Ce préalable étant posé, les événements ont des conséquences inévitables sur notre profession.
Depuis la rentrée des vacances d'octobre, dans mon école comme dans d'autres, nous pratiquons la semaine des 5 jeudis: ces 3 dernières semaines, nous n'avons travaillé que 6 jours, et encore, avec de très nombreux absents. Les multiples barrages empêchent les profs de rejoindre leur établissement, mais il y a plus grave.
Annette Lafond est une (très professionnelle) journaliste de Mayotte (Malango Actualités). Elle a recueilli des témoignages d'enseignants ( profs du secondaire, mais c'est pareil pour le premier degré) et vous allez comprendre le titre de ce message. Précision: caillasser signifie souvent pris sous un jet de pierres, même si on n'est pas directement visé.
"25 professeurs ont choisi de rompre leur contrat immédiatement selon le syndicat du second degré SNES. Certains lycées et collèges manquent de professeurs, et si pour l’instant les absences sont imputables aux problèmes de circulation provoqués par les barrages, l’arrêt du conflit va mettre les établissements dans l’impossibilité d’assurer certains cours… Et ceci, sans compter les enseignants qui ne souhaitent pas renouveler leur contrat au bout d’un an ou de trois ans.

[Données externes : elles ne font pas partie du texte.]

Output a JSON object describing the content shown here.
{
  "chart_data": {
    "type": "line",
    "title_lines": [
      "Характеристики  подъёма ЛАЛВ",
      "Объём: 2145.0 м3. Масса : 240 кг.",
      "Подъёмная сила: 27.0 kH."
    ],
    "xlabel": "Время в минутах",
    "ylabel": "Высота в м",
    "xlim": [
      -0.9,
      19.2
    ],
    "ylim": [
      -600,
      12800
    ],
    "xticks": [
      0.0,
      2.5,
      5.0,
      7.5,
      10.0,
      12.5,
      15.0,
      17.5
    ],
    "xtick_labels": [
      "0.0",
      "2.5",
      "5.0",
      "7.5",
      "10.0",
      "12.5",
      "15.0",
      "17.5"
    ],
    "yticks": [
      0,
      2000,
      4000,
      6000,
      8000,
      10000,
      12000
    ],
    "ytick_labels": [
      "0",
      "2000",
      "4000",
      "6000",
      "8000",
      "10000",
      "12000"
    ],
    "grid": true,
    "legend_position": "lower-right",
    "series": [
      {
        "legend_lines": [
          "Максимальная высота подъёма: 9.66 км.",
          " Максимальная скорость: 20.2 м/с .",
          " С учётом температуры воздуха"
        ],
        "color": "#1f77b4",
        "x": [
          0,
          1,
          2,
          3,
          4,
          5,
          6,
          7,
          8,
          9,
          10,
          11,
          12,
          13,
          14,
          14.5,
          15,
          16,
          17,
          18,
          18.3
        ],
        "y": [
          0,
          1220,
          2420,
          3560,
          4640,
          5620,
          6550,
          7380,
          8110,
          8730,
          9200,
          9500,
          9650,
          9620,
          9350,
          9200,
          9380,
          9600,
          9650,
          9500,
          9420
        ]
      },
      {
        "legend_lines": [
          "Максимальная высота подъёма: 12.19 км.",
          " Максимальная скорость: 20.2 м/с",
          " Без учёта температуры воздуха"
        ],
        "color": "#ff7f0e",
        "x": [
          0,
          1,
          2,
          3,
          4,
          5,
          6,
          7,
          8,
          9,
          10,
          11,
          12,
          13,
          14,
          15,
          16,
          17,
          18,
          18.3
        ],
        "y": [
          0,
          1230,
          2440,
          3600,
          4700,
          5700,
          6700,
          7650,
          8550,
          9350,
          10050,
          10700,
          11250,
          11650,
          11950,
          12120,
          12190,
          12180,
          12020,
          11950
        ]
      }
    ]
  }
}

Les départs immédiats sont justifiés par des agressions, 18 professeurs ayant bénéficié de 7 à 15 jours d’Incapacité de travail (ITT), victimes de caillassage ou d’agressions directes.

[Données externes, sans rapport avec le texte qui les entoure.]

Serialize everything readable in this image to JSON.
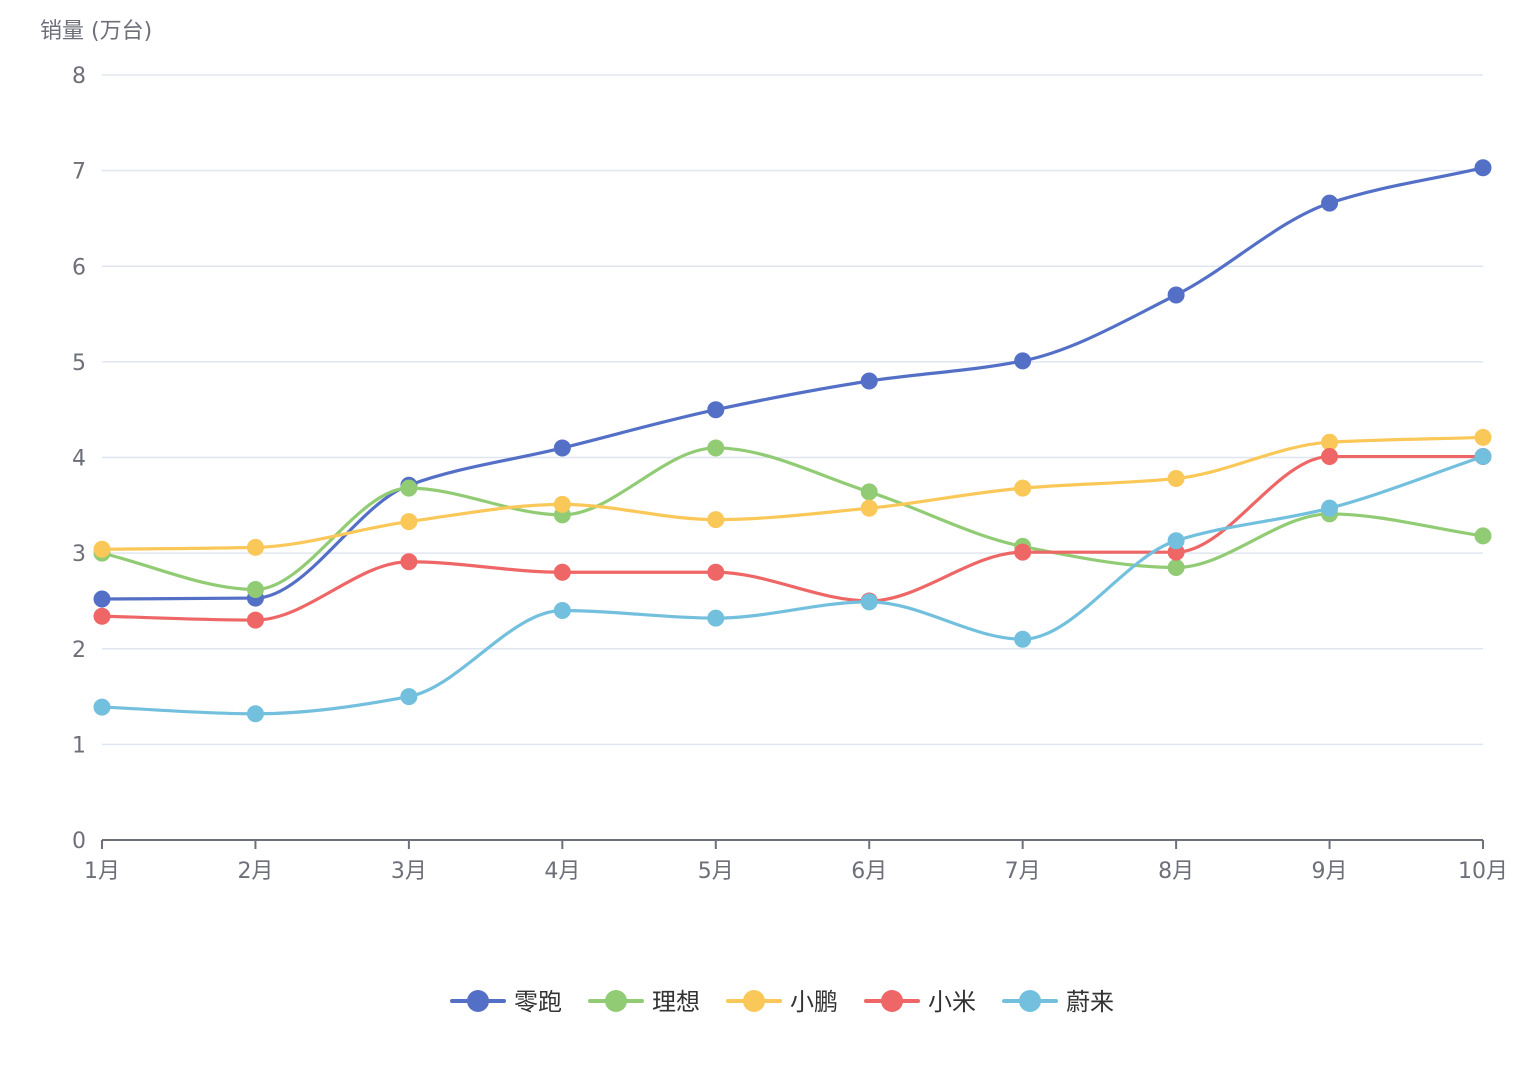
{
  "chart_data": {
    "type": "line",
    "smooth": true,
    "ylabel": "销量 (万台)",
    "xlabel": "",
    "categories": [
      "1月",
      "2月",
      "3月",
      "4月",
      "5月",
      "6月",
      "7月",
      "8月",
      "9月",
      "10月"
    ],
    "ylim": [
      0,
      8
    ],
    "yticks": [
      "0",
      "1",
      "2",
      "3",
      "4",
      "5",
      "6",
      "7",
      "8"
    ],
    "grid": true,
    "legend_position": "bottom-center",
    "series": [
      {
        "name": "零跑",
        "color": "#5470c6",
        "values": [
          2.52,
          2.53,
          3.71,
          4.1,
          4.5,
          4.8,
          5.01,
          5.7,
          6.66,
          7.03
        ]
      },
      {
        "name": "理想",
        "color": "#91cc75",
        "values": [
          3.0,
          2.62,
          3.68,
          3.4,
          4.1,
          3.64,
          3.07,
          2.85,
          3.41,
          3.18
        ]
      },
      {
        "name": "小鹏",
        "color": "#fac858",
        "values": [
          3.04,
          3.06,
          3.33,
          3.51,
          3.35,
          3.47,
          3.68,
          3.78,
          4.16,
          4.21
        ]
      },
      {
        "name": "小米",
        "color": "#ee6666",
        "values": [
          2.34,
          2.3,
          2.91,
          2.8,
          2.8,
          2.5,
          3.01,
          3.01,
          4.01,
          4.01
        ]
      },
      {
        "name": "蔚来",
        "color": "#73c0de",
        "values": [
          1.39,
          1.32,
          1.5,
          2.4,
          2.32,
          2.49,
          2.1,
          3.13,
          3.47,
          4.01
        ]
      }
    ]
  }
}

La période des mutations arrive et habituellement c’est une cinquantaine de mails de renseignements qui arrive sur la boite du SNES. « Cette année, il n’y en a que 3 ou 4… Il va y avoir un gros problème de recrutement » explique Yann Durozad, secrétaire général du SNES.
Nous avons pu recueillir plusieurs témoignages de violences, et si certains n’ont été « que » rançonnés comme cela peut arriver sur un barrage, d’autres ont été gravement blessés : tel ce professeur de mathématiques agressé par des jets de pierre réitérés alors qu’il rentrait du collège de Kawéni le mercredi 26, sur le rond-point du Jumbo score par les émeutiers, 7 jours d’ITT ou ce professeur d'anglais au lycée de Mamoudzou caillassé à son retour au domicile le mercredi 26 octobre à 11h 30 au rond point de Jumbo score, et ce professeur au collège de Chiconi, caillassé toujours le même mercredi 26 à un barrage pourtant levé à Vahibé, ainsi que ce professeur de lettres au collège de Dembéni agressé mercredi 26 devant chez lui à Tsoundzou, ou encore ce professeur de mathématiques du lycée du Nord molesté à un barrage vendredi 21 en revenant chez lui vers 22h00 dans l’extrême nord avec des dégâts sur la voiture, ainsi que ce professeur d’éco gestion au lycée de Mamoudzou, caillassé violemment en rentrant chez lui ; il venait de Tsoundzou le soir peu avant minuit le vendredi 21. Il a porté plainte. Il y a aussi un enseignant contractuel au collège de Passamaïnty, agressé sur son deux roues à la sortie de Dembéni lundi 24 sur la route vers 17h00 en repartant du collège par 8 individus d’une vingtaine d’années et ce professeur d’Histoire-Géographie au collège de Kawéni 2, caillassé à Majicavo /Koungou en revenant chez lui après sa journée de cours mercredi 26, ainsi que 4 autres enseignants caillassés en sortant du collège de Kawéni mercredi, l’un d’entre eux, caillassé même en cours avec ses élèves et une vingtaine de collègues obligés de se réfugier au Lycée de Sada le 19 octobre jusqu’en milieu de soirée par des émeutiers…
Sans compter les angoisses « collatérales », les peurs de laisser leurs enfants à la maison, ou de les envoyer à l'école quand on ne peut pas les accompagner..."
Nous en sommes au 38ème jour de grève et malgré l'arrivée d'un second médiateur-négociateur, l'issue n'est pas en vue et les barrages ont réapparu, jusqu'à lundi prochain minimum. La lassitude gagne, la crainte des conséquences est évoquée par tout le monde mais Mayotte s'enfonce inexorablement et l'après sera très très dur. Sans compter les angoisses « collatérales », les peurs de laisser leurs enfants à la maison, ou de les envoyer à l'école quand on ne peut pas les accompagner..."
Mais les politiques l'entendent-ils? Et les leaders syndicaux, que la politique intéresse décidément beaucoup aussi, sauront-ils terminer la grève?